Respectfully submitted,

DeAnn Friedholm
Director, Health Reform
Consumers Union


[1] Added by Section 1003 of the Patient Protection and Affordable Care Act (PPACA), Pub. L. 111–148.

[2] For example, recently Blue Cross Blue Shield of New Mexico, a division of Healthcare Service Corporation (HCSC), claimed that it would lose money on its individual market plans covering 40,000 New Mexicans if it did not raise rates an average of 24.6%. But increases of this size were not necessary to protect the solvency of HCSC, which reported $6.7 billion in surplus at the end of 2009.

[3] The recent Anthem Blue Cross case in California demonstrates the need for increased scrutiny of rate increases. The company had originally sought to raise rates up to 39% for individual market customers, but an independent actuarial review conducted for the state concluded that Anthem overstated the medical trend and used faulty methods to project claims. See Review of Anthem Blue Cross 2010 Rate Increases, Axene Health Partners, LLC, April 28, 2010.
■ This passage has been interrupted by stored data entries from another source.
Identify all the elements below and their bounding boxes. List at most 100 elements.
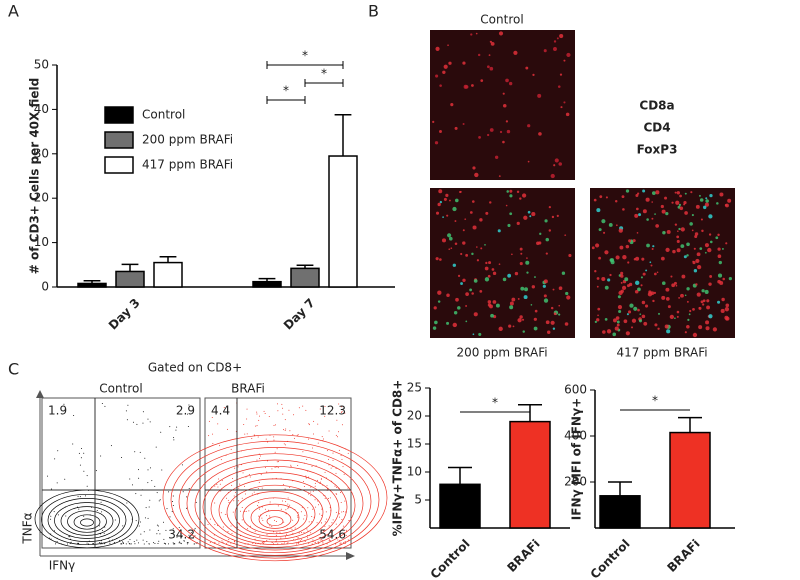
y-tick-label: 200 (564, 475, 587, 489)
event-dot (259, 455, 261, 457)
event-dot (218, 542, 220, 544)
event-dot (322, 541, 324, 543)
cell-dot (660, 256, 665, 261)
cell-dot (709, 275, 713, 278)
event-dot (317, 500, 319, 502)
cell-dot (534, 309, 538, 313)
event-dot (103, 532, 105, 534)
cell-dot (471, 84, 474, 87)
cell-dot (442, 70, 446, 74)
event-dot (340, 542, 342, 544)
cell-dot (635, 193, 639, 197)
event-dot (329, 497, 331, 499)
event-dot (304, 540, 306, 542)
cell-dot (560, 106, 563, 109)
cell-dot (486, 133, 490, 137)
event-dot (300, 540, 302, 542)
event-dot (276, 461, 278, 463)
cell-dot (661, 295, 666, 300)
contour (202, 465, 348, 548)
cell-dot (690, 191, 693, 194)
panel-label: C (8, 360, 19, 379)
event-dot (194, 529, 196, 531)
cell-dot (633, 306, 638, 311)
event-dot (77, 542, 79, 544)
cell-dot (674, 191, 677, 194)
cell-dot (460, 282, 463, 285)
cell-dot (490, 313, 494, 318)
event-dot (119, 540, 121, 542)
y-tick-label: 20 (407, 409, 422, 423)
event-dot (319, 408, 321, 410)
event-dot (281, 403, 283, 405)
cell-dot (526, 257, 528, 259)
event-dot (285, 509, 287, 511)
event-dot (283, 443, 285, 445)
event-dot (278, 461, 280, 463)
quadrant-percent: 2.9 (176, 404, 195, 418)
event-dot (143, 543, 145, 545)
event-dot (335, 523, 337, 525)
cell-dot (679, 194, 682, 198)
cell-dot (486, 65, 490, 69)
y-axis-label: # of CD3+ Cells per 40X field (28, 78, 42, 274)
cell-dot (517, 297, 520, 300)
cell-dot (533, 326, 538, 331)
cell-dot (473, 279, 478, 283)
event-dot (73, 414, 75, 416)
event-dot (143, 531, 145, 533)
cell-dot (721, 247, 724, 250)
event-dot (307, 438, 309, 440)
cell-dot (626, 313, 629, 316)
event-dot (321, 436, 323, 438)
cell-dot (502, 140, 505, 144)
event-dot (341, 518, 343, 520)
y-tick-label: 25 (407, 381, 422, 395)
cell-dot (450, 103, 454, 107)
cell-dot (634, 213, 639, 218)
event-dot (289, 486, 291, 488)
cell-dot (439, 84, 442, 87)
event-dot (262, 519, 264, 521)
event-dot (275, 534, 277, 536)
event-dot (264, 467, 266, 469)
cell-dot (433, 306, 437, 310)
event-dot (256, 411, 258, 413)
significance-star: * (652, 394, 658, 408)
event-dot (157, 543, 159, 545)
event-dot (79, 496, 81, 498)
event-dot (208, 420, 210, 422)
bar (599, 495, 641, 529)
cell-dot (498, 175, 501, 178)
event-dot (142, 411, 144, 413)
cell-dot (479, 289, 483, 293)
event-dot (50, 515, 52, 517)
cell-dot (637, 287, 641, 292)
event-dot (142, 539, 144, 541)
cell-dot (447, 44, 449, 47)
cell-dot (638, 319, 643, 323)
cell-dot (678, 297, 681, 299)
event-dot (234, 467, 236, 469)
cell-dot (605, 196, 608, 199)
cell-dot (617, 295, 621, 299)
cell-dot (507, 223, 511, 227)
cell-dot (651, 191, 656, 196)
cell-dot (618, 228, 623, 233)
event-dot (237, 500, 239, 502)
event-dot (83, 470, 85, 472)
cell-dot (447, 233, 452, 238)
event-dot (121, 456, 123, 458)
cell-dot (646, 243, 650, 248)
event-dot (79, 464, 81, 466)
cell-dot (480, 247, 483, 250)
contour (266, 516, 284, 527)
event-dot (258, 481, 260, 483)
event-dot (304, 514, 306, 516)
event-dot (321, 522, 323, 524)
cell-dot (438, 189, 443, 194)
event-dot (308, 423, 310, 425)
event-dot (267, 441, 269, 443)
cell-dot (566, 295, 571, 300)
event-dot (186, 507, 188, 509)
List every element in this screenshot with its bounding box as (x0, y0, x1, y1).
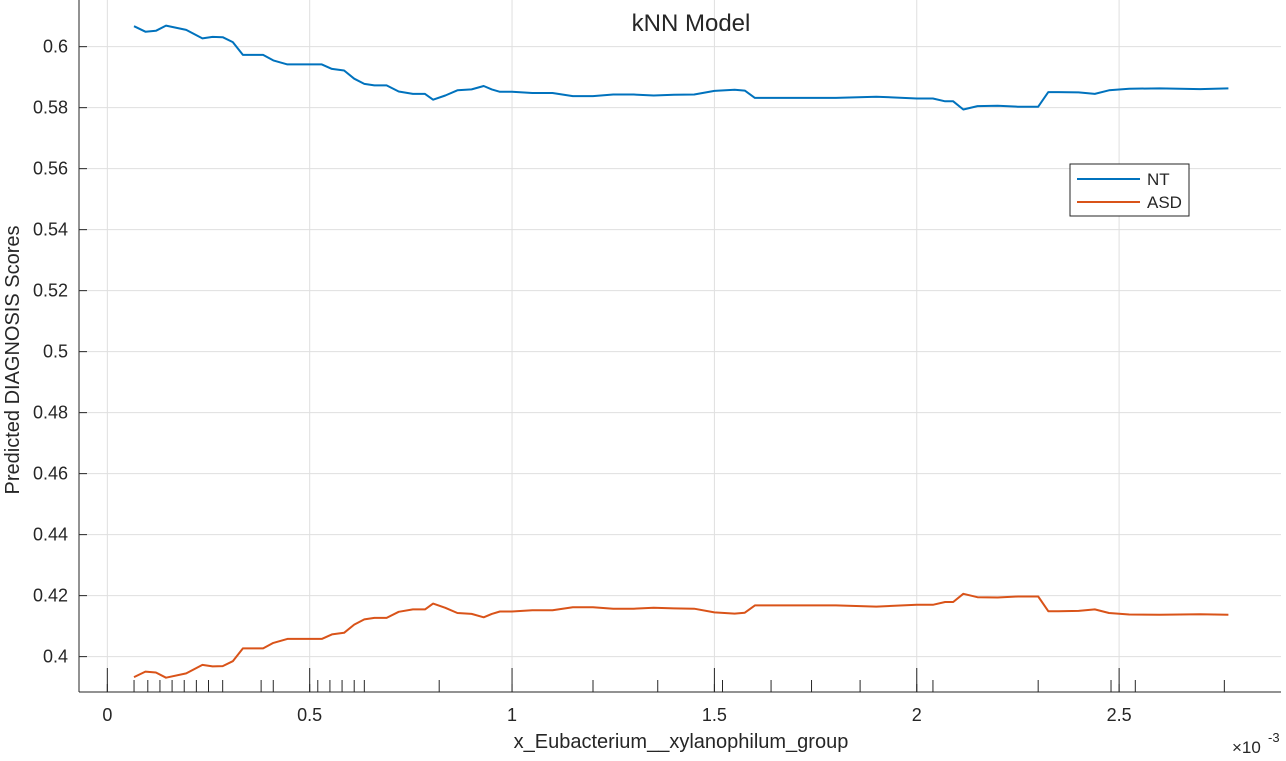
y-tick-label: 0.5 (43, 342, 68, 362)
legend-label-nt: NT (1147, 170, 1170, 189)
x-tick-label: 2 (912, 705, 922, 725)
x-axis-label: x_Eubacterium__xylanophilum_group (514, 731, 849, 753)
x-tick-label: 2.5 (1107, 705, 1132, 725)
y-tick-label: 0.44 (33, 525, 68, 545)
x-axis-exponent-base: ×10 (1232, 738, 1261, 756)
y-tick-label: 0.42 (33, 586, 68, 606)
y-tick-label: 0.52 (33, 281, 68, 301)
legend-box (1069, 163, 1190, 217)
x-axis-exponent-power: -3 (1268, 730, 1280, 745)
series-line-asd (133, 592, 1229, 679)
x-tick-label: 1.5 (702, 705, 727, 725)
legend: NT ASD (1069, 163, 1190, 217)
y-tick-label: 0.58 (33, 98, 68, 118)
x-tick-label: 1 (507, 705, 517, 725)
chart-title: kNN Model (632, 10, 751, 37)
legend-label-asd: ASD (1147, 193, 1182, 212)
series-line-nt (133, 24, 1229, 111)
y-axis-label: Predicted DIAGNOSIS Scores (2, 226, 24, 495)
x-tick-label: 0.5 (297, 705, 322, 725)
rug-plot (106, 668, 1225, 692)
grid-lines (79, 0, 1281, 692)
series-lines (133, 24, 1229, 679)
y-tick-label: 0.4 (43, 647, 68, 667)
y-tick-label: 0.46 (33, 464, 68, 484)
y-tick-label: 0.6 (43, 37, 68, 57)
y-tick-label: 0.56 (33, 159, 68, 179)
axes (78, 0, 1281, 693)
tick-labels: 0 0.5 1 1.5 2 2.5 0.4 0.42 0.44 0.46 0.48 0.5 0.52 0.… (33, 37, 1132, 725)
x-tick-label: 0 (102, 705, 112, 725)
y-tick-label: 0.54 (33, 220, 68, 240)
y-tick-label: 0.48 (33, 403, 68, 423)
[4] As described above, provider contracts must be included in the rate review process. Insurers are likely to be unwilling to release provider contracts to the public. If a tradeoff is necessary, we recommend these contracts be subject to review by the regulators, even if they aren’t subject to broader public disclosure.

[5] The Massachusetts Legislature authorized its Attorney General to study healthcare cost drivers in the private commercial market. The Attorney General reviewed scores of insurer-provider contracts and financial data, and publicly released some previously undisclosed information about how much insurers pay providers. The Attorney General found that prices paid by insurers to providers vary significantly and these price variations are not correlated to quality of care, sickness of the population served or complexity of services, or other factors reflecting the value of services provided, but are instead correlated to market leverage of hospital and physician groups. See Examination of Healthcare Cost Trends and Cost Drivers, Report for Annual Public Hearing, Office of Attorney General Martha Coakley, March 16, 2010. Oregon recently passed a statute providing that its insurance regulators, when determining whether to approve requested increases, should consider among other factors, “changes in the insurer’s healthcare cost containment and quality improvement efforts since the insurer’s last rate filing for the same plans.” Oregon Revised Statutes section 743.018(5)(f).